Nuno Santos

No meu tempo havia uma tabela: eram
vários os passos até chegar a joalheiro.

Nome da oficina:
Oliveira Lopes e Almeida, Lda.

Responsável:
Nuno Santos

Morada:
Rua da Prata, Nº 198 – 3º Esq.
1100-422 Lisboa

Telefone:
+351 21 887 78 08

E-mail:
olajolheiros2016@gmail.com

Áreas de Trabalho

Cinzelagem / Gravação de peças de joalharia / Joalharia / Ourivesaria / Ouro / Prata / Restauro / Restauro de peças de joalharia

Maquinaria

Laminadora manual e elétrica / Banco de puxar fio / Motor de suspensão / Ultra-som / Máquina de polir / Forno / Máquina de banhos / Máquina de vácuo / Máquina de ceras

Área

80 m2

Aberta desde

1971
Nuno Santos – Fotografias: Mariella Gentile

Quando o antigo proprietário, Manuel de Oliveira e Lopes decide reformar-se, convida Nuno Santos para dar continuidade ao negócio.

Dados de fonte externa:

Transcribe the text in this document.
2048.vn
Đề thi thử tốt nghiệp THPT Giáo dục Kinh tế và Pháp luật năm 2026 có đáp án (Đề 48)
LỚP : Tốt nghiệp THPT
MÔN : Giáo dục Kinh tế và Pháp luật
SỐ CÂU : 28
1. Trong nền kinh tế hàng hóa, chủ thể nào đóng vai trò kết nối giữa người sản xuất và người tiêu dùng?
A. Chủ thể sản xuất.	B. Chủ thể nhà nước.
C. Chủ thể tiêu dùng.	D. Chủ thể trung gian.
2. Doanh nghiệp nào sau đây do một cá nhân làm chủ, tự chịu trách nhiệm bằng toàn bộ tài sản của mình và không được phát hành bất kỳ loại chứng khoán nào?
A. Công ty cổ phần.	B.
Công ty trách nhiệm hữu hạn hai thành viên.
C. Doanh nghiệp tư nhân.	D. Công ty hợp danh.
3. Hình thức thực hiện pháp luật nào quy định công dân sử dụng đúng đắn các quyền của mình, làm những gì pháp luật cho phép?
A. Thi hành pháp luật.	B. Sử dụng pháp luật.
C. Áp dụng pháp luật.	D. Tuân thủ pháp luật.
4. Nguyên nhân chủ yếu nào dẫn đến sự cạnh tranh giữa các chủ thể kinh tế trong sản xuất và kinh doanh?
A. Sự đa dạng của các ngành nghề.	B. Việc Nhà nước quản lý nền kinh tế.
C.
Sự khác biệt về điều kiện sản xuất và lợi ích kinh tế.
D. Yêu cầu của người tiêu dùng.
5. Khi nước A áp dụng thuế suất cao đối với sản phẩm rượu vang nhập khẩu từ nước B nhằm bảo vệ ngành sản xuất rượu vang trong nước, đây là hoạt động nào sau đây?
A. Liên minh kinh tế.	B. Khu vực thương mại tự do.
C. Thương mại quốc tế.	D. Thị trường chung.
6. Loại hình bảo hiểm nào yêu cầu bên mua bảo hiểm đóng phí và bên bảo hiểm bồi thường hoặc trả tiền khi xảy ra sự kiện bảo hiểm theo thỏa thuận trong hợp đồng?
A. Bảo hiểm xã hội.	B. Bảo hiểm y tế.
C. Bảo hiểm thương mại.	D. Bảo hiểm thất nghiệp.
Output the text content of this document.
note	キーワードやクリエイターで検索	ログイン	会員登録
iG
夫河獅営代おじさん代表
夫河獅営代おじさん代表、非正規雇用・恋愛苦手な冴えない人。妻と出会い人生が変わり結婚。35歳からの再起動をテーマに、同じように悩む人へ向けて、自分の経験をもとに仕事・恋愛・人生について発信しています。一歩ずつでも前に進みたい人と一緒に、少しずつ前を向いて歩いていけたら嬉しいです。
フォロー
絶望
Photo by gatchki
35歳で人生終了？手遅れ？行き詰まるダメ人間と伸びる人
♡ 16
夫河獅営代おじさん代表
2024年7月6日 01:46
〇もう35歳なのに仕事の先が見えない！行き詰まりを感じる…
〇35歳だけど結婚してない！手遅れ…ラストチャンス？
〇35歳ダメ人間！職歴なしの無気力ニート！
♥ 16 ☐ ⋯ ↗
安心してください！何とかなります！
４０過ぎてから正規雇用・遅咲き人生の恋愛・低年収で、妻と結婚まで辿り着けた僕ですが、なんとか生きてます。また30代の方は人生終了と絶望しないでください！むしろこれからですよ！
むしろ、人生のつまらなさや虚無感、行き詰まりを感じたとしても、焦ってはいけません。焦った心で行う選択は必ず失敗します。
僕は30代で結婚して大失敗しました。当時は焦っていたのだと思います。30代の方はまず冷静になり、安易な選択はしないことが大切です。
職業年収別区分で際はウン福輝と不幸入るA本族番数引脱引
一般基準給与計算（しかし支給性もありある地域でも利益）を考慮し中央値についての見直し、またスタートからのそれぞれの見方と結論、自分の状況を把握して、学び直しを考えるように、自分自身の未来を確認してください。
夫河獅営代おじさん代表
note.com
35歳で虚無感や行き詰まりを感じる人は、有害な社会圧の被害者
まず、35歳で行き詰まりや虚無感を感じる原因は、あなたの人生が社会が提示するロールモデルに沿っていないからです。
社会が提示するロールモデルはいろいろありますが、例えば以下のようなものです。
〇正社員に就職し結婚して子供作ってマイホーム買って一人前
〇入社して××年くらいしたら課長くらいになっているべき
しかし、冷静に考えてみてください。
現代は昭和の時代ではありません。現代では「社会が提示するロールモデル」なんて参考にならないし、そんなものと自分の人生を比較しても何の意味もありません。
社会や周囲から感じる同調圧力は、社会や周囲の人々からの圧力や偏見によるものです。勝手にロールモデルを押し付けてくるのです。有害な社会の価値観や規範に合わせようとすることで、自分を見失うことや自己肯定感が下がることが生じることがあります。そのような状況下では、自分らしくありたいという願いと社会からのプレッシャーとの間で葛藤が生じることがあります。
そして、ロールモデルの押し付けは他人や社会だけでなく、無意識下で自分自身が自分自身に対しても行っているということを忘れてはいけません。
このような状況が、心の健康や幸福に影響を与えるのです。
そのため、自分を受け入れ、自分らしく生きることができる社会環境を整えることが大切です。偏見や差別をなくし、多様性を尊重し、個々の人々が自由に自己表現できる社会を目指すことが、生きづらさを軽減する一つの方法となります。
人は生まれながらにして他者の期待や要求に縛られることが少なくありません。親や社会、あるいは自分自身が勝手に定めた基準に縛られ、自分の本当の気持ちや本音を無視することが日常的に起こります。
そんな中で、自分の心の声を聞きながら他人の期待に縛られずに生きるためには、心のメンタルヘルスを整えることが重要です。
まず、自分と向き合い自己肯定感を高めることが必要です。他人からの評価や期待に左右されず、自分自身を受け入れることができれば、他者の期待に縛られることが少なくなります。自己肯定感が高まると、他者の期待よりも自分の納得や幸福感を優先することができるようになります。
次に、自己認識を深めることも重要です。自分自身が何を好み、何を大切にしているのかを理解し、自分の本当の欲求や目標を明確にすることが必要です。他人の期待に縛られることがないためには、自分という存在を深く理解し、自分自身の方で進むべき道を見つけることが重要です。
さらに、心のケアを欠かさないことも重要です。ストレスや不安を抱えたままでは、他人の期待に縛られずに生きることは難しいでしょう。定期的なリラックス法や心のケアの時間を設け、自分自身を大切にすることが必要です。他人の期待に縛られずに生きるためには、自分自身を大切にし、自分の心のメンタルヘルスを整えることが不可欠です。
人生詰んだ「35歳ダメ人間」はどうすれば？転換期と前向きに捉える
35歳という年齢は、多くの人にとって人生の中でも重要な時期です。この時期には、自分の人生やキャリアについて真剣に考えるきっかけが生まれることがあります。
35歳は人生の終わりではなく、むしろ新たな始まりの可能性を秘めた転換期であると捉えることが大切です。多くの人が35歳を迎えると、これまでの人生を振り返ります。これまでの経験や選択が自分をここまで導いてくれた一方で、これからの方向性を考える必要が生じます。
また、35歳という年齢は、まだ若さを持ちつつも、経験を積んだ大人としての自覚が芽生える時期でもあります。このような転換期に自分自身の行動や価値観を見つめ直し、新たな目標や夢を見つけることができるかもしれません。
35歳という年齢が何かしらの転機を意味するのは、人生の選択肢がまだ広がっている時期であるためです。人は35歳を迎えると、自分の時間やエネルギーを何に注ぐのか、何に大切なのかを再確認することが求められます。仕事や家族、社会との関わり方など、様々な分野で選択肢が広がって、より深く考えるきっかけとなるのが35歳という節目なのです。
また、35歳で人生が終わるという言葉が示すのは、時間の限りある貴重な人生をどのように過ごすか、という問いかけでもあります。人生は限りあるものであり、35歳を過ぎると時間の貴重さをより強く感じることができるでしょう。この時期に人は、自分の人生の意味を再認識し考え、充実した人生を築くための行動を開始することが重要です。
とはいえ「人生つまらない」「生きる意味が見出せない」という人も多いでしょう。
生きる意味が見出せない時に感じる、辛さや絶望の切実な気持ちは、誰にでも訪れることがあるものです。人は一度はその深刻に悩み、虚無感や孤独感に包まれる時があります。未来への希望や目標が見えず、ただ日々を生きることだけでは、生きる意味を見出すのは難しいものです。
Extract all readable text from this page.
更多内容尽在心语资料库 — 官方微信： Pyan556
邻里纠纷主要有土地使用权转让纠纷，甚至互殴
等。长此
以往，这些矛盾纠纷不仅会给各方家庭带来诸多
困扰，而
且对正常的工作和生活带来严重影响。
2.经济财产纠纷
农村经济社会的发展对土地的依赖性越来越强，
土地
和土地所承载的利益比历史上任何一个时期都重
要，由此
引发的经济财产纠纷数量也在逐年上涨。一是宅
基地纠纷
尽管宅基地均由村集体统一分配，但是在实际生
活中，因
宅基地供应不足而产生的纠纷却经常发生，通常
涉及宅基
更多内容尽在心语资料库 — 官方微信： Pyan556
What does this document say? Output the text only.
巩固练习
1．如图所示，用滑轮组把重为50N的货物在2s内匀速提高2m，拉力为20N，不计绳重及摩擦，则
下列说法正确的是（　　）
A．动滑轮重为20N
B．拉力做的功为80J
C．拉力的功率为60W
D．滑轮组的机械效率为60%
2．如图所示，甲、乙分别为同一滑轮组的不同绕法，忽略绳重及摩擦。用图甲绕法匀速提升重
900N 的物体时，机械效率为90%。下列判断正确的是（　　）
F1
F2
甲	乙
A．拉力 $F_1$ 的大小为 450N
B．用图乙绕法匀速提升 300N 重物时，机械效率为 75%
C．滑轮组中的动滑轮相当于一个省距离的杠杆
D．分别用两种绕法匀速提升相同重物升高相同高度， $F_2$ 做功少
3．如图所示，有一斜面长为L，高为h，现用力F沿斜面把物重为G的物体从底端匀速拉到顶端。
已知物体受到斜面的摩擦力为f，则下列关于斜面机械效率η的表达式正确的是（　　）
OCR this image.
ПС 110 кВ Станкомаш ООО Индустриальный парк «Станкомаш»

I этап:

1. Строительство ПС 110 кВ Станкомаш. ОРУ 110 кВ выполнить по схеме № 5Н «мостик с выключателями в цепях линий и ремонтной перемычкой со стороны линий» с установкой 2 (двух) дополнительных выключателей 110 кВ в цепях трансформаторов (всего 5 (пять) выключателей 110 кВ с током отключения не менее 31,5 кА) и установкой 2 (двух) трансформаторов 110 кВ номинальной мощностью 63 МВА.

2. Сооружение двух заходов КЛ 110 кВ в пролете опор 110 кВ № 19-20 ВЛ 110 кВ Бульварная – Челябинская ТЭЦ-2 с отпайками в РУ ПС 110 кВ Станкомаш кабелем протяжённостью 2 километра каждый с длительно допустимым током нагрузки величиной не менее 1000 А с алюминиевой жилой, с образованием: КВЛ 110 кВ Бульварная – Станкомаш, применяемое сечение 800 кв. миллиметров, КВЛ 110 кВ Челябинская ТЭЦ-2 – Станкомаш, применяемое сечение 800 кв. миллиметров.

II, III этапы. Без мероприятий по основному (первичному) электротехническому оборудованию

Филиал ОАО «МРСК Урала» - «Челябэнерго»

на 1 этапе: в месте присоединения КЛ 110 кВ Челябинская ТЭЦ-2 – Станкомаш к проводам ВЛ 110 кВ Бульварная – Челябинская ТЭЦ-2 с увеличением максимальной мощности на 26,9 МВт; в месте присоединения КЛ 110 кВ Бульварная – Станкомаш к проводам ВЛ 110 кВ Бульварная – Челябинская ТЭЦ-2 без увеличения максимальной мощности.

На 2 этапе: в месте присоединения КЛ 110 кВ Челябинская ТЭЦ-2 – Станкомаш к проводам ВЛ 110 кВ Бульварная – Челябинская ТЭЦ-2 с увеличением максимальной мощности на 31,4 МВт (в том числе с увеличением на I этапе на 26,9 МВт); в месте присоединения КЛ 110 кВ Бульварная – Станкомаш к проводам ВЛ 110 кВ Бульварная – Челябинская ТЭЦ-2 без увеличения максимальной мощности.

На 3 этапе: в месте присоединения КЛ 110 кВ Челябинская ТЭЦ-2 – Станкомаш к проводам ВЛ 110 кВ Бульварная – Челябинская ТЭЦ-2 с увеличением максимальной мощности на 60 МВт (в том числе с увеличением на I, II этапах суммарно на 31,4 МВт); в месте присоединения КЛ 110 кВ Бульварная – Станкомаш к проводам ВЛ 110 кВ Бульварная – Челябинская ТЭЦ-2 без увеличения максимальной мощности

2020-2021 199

Nuno Santos aprende a trabalhar nas oficinas por onde passou. Aos quinze anos vai trabalhar para uma oficina de jóias em Paço de Arcos onde fica a colaborar durante oito anos. Nesse tempo, havia uma tabela: passava-se por aprendiz de primeiro ano, aprendiz de segunda, polidor, cravador, fundidor, joalheiro, etc. Na CRIARTE, Nuno Santos trabalha em todas aquelas áreas. Na altura fazia quarenta cilindros por dia, ou seja, mil e seiscentas peças. Trabalha durante quinze anos com um joalheiro de São Paulo, referenciado como um dos melhores joalheiros da cidade, e posteriormente na Ourivesaria Diadema, na Matos e Matos Joalheiros, na Raul Ferreira e Mário, entre outras. Paralelamente, tem ateliê em casa durante catorze anos, tornando-se depois sócio da Oliveira Lopes e Almeida, oficina instalada num prédio Pombalino na Rua da Prata, que se encontra a gerir há um ano. Conhecia o dono há muitos anos, que o deixou em várias ocasiões usar as máquinas. Quando o antigo proprietário, Manuel de Oliveira e Lopes, na altura com 87 anos, decide reformar-se, convida Nuno Santos para dar continuidade ao negócio. Agora está a trabalhar sozinho, mas na Oliveira Lopes e Almeida já trabalharam quarenta e cinco pessoas nos anos 1970, numa altura em que havia um movimento fora do normal, de acordo com os relatos dos antigos proprietários.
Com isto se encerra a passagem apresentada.